Logging into Other Nodes¶
Generally you cannot directly login via ssh to the other nodes in the HPC cluster. However you can login to any node by submitting an interactive PBS job or you can ssh to any node on which you have a job running. The use case is that you might need to login to the node running your job to debug a problem with your PBS job or you might need to login to a GPU node to compile your code if it uses CUDA. See also Accessing GPU Nodes. Interactive jobs are not for running long computations. Hence the maximum walltime is 8 hours.
Submitting an Interactive PBS Job¶
Submitting an interactive PBS job will allow you to login into any node
for a specified period of time.
Use the -I
option (this stands for Interactive) to request an “Interactive” session.
This will place you on an available node with an allocation of 1 CPU core and some
default amount of RAM and walltime.
$ qsub -I
hpcnode03 $
You can also use the -l
option (this stands for resource list) to specify
the host or the resources that you require.
As an example, the command below will place you on hpcnode07 with an allocation
of 1 CPU core and some default amount of RAM for 30 minutes walltime. You might
use this to just login to this node to monitor a big job running there.
$ qsub -I -l select=1:host=hpcnode07 -l walltime=00:30:00
hpcnode07 $
If you need more resources you can specify the number of cpus and memory. The command below will place you on a node and allocate you 4 cores, 120GB of RAM and a walltime of 30 minutes.
$ qsub -I -l select=1:ncpus=4:mem=120G -l walltime=00:30:00
hpcnode05 $
For some nodes which have restricted queues you will also need to add the queue name to the command.

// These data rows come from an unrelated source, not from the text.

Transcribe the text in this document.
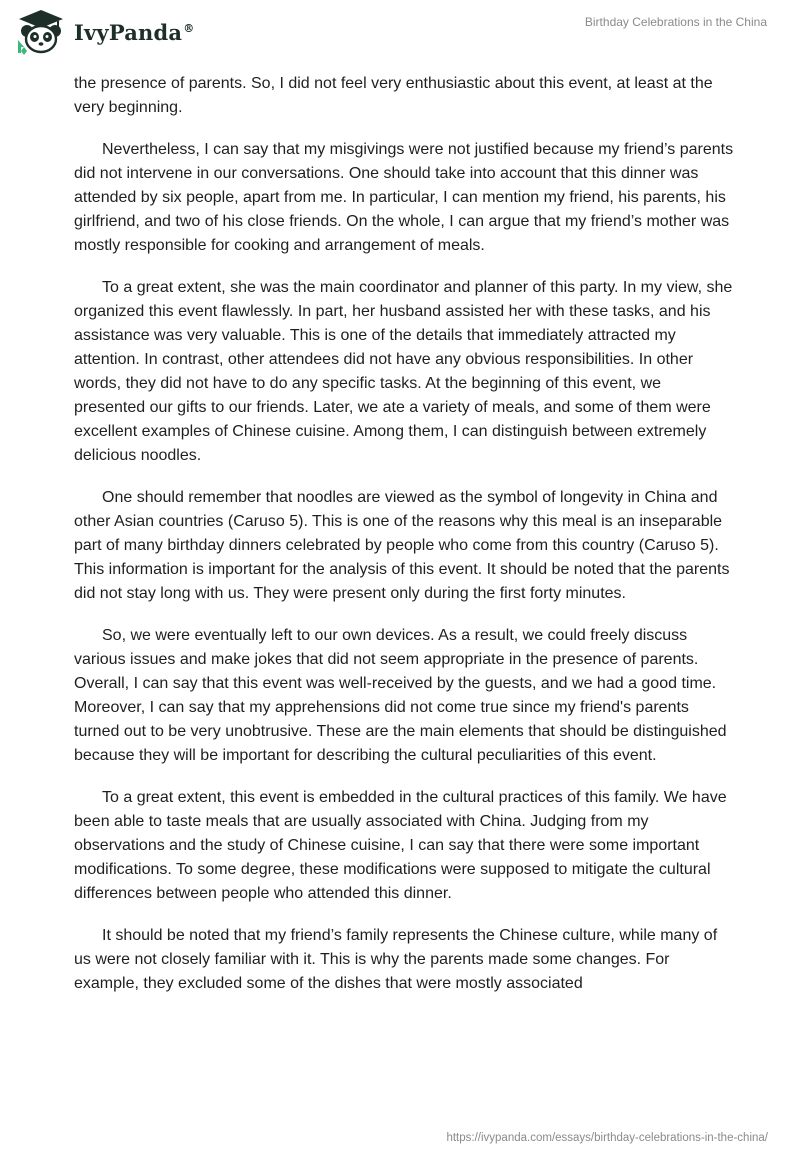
IvyPanda®	Birthday Celebrations in the China

the presence of parents. So, I did not feel very enthusiastic about this event, at least at the very beginning.

Nevertheless, I can say that my misgivings were not justified because my friend’s parents did not intervene in our conversations. One should take into account that this dinner was attended by six people, apart from me. In particular, I can mention my friend, his parents, his girlfriend, and two of his close friends. On the whole, I can argue that my friend’s mother was mostly responsible for cooking and arrangement of meals.

To a great extent, she was the main coordinator and planner of this party. In my view, she organized this event flawlessly. In part, her husband assisted her with these tasks, and his assistance was very valuable. This is one of the details that immediately attracted my attention. In contrast, other attendees did not have any obvious responsibilities. In other words, they did not have to do any specific tasks. At the beginning of this event, we presented our gifts to our friends. Later, we ate a variety of meals, and some of them were excellent examples of Chinese cuisine. Among them, I can distinguish between extremely delicious noodles.

One should remember that noodles are viewed as the symbol of longevity in China and other Asian countries (Caruso 5). This is one of the reasons why this meal is an inseparable part of many birthday dinners celebrated by people who come from this country (Caruso 5). This information is important for the analysis of this event. It should be noted that the parents did not stay long with us. They were present only during the first forty minutes.

So, we were eventually left to our own devices. As a result, we could freely discuss various issues and make jokes that did not seem appropriate in the presence of parents. Overall, I can say that this event was well-received by the guests, and we had a good time. Moreover, I can say that my apprehensions did not come true since my friend's parents turned out to be very unobtrusive. These are the main elements that should be distinguished because they will be important for describing the cultural peculiarities of this event.

To a great extent, this event is embedded in the cultural practices of this family. We have been able to taste meals that are usually associated with China. Judging from my observations and the study of Chinese cuisine, I can say that there were some important modifications. To some degree, these modifications were supposed to mitigate the cultural differences between people who attended this dinner.

It should be noted that my friend’s family represents the Chinese culture, while many of us were not closely familiar with it. This is why the parents made some changes. For example, they excluded some of the dishes that were mostly associated

https://ivypanda.com/essays/birthday-celebrations-in-the-china/
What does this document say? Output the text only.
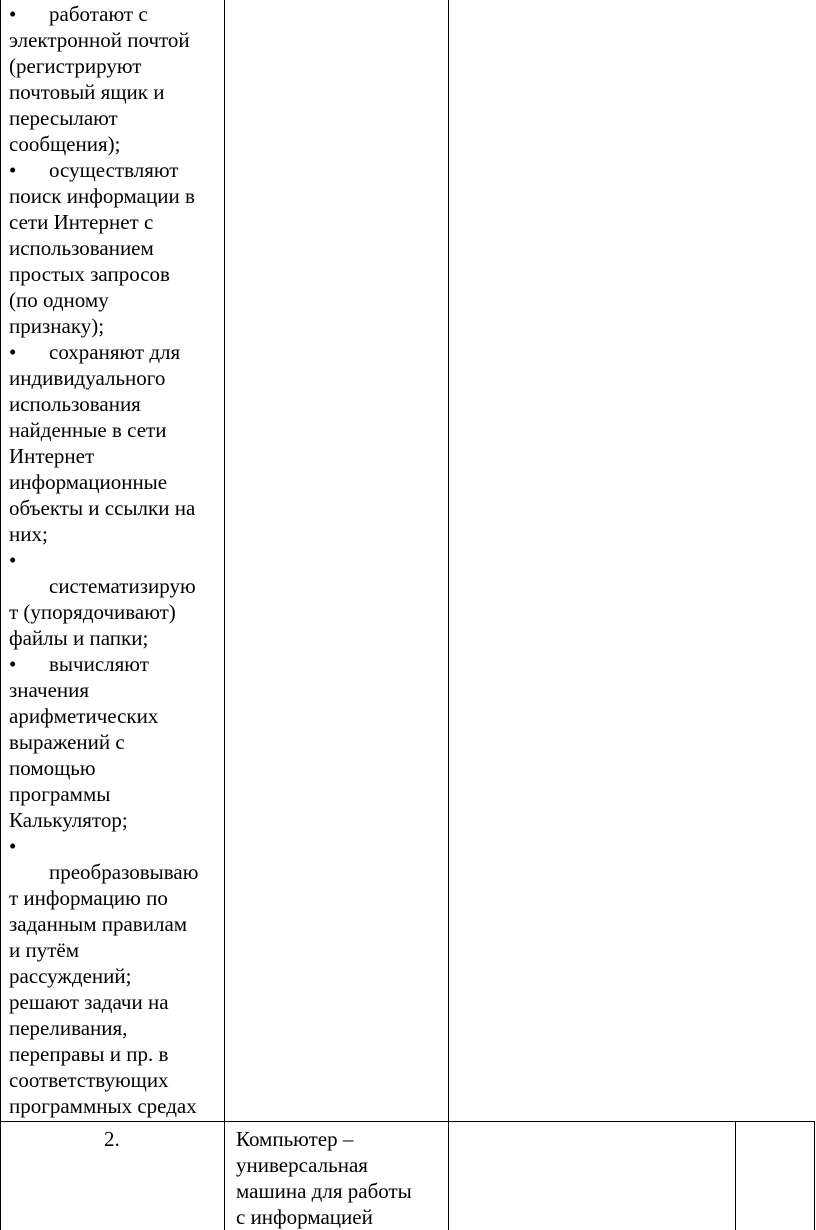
• работают с
электронной почтой
(регистрируют
почтовый ящик и
пересылают
сообщения);
• осуществляют
поиск информации в
сети Интернет с
использованием
простых запросов
(по одному
признаку);
• сохраняют для
индивидуального
использования
найденные в сети
Интернет
информационные
объекты и ссылки на
них;
•
систематизирую
т (упорядочивают)
файлы и папки;
• вычисляют
значения
арифметических
выражений с
помощью
программы
Калькулятор;
•
преобразовываю
т информацию по
заданным правилам
и путём
рассуждений;
решают задачи на
переливания,
переправы и пр. в
соответствующих
программных средах
2.	Компьютер –
универсальная
машина для работы
с информацией
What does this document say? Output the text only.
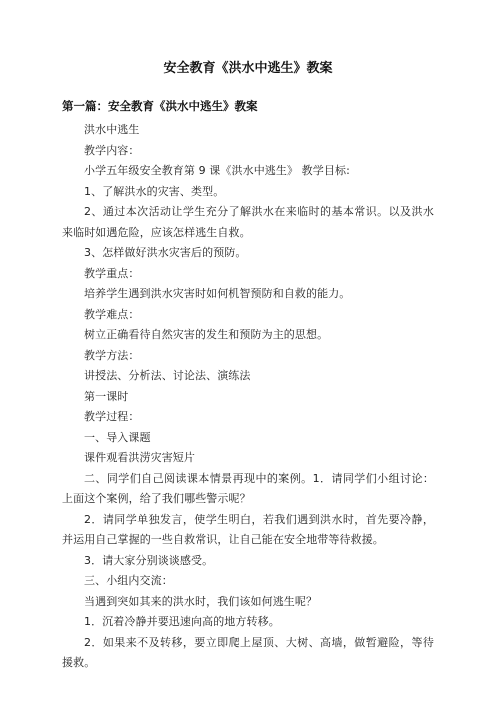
安全教育《洪水中逃生》教案
第一篇：安全教育《洪水中逃生》教案

洪水中逃生

教学内容：

小学五年级安全教育第 9 课《洪水中逃生》 教学目标:

1、了解洪水的灾害、类型。

2、通过本次活动让学生充分了解洪水在来临时的基本常识。以及洪水来临时如遇危险，应该怎样逃生自救。

3、怎样做好洪水灾害后的预防。

教学重点：

培养学生遇到洪水灾害时如何机智预防和自救的能力。

教学难点：

树立正确看待自然灾害的发生和预防为主的思想。

教学方法：

讲授法、分析法、讨论法、演练法

第一课时

教学过程：

一、导入课题

课件观看洪涝灾害短片

二、同学们自己阅读课本情景再现中的案例。1．请同学们小组讨论：上面这个案例，给了我们哪些警示呢？

2．请同学单独发言，使学生明白，若我们遇到洪水时，首先要冷静，并运用自己掌握的一些自救常识，让自己能在安全地带等待救援。

3．请大家分别谈谈感受。

三、小组内交流：

当遇到突如其来的洪水时，我们该如何逃生呢？

1．沉着冷静并要迅速向高的地方转移。

2．如果来不及转移，要立即爬上屋顶、大树、高墙，做暂避险，等待援救。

$ qsub -I -l select=1:host=c3node03 -l walltime=00:30:00 -q c3b
c3node03 $
Type exit
to exit the interactive shell on the execution host. You will be
dropped back to the login node.
You will see that I have used a "select=1"
specification in the above examples.
This is how you specify one chunk of consumable resources. You then follow that
select statement with a list of each consumable resource separated by a colon.
Any walltime needs to be specified with a separate -l
option as it is a
non-consumable resource. You can’t place consumable and non-consumable resources
within the one -l
option.
Note
Interactive logins will provide you with resources from the “Interactive Queue”.
This is limited in wall time.
See https://hpc.research.uts.edu.au/status/
For testing please use a minimal test data set and minimal cores, memory and time.
Logging into a Node which is Running Your Job¶
In this case you don’t need to submit an interactive PBS job. Just ssh into the node. First check what node your job is running on:
$ qstat -n1
Req'd Req'd Elap
Job ID Username Queue Jobname SessID NDS TSK Memory Time S Time
--------------- -------- -------- ---------- ------ --- --- ------ ----- - -----
215426.hpcnode0 876543 smallq primes_job 95025 1 1 5gb 00:10 R 00:00 hpcnode09/1
In this example it’s running on hpcnode09
so we can ssh directly into this node.
$ ssh hpcnode09
Last login: Wed Jul 17 16:19:13 2019 from hpcnode01
hpcnode09 $
Note: When your job finishes on that node your ssh connection to that node will be automatically disconnected.
If you ssh to a node, and you do not have a job running on that node, within a few seconds you will be disconected and get a “Connection to ..... closed.” message.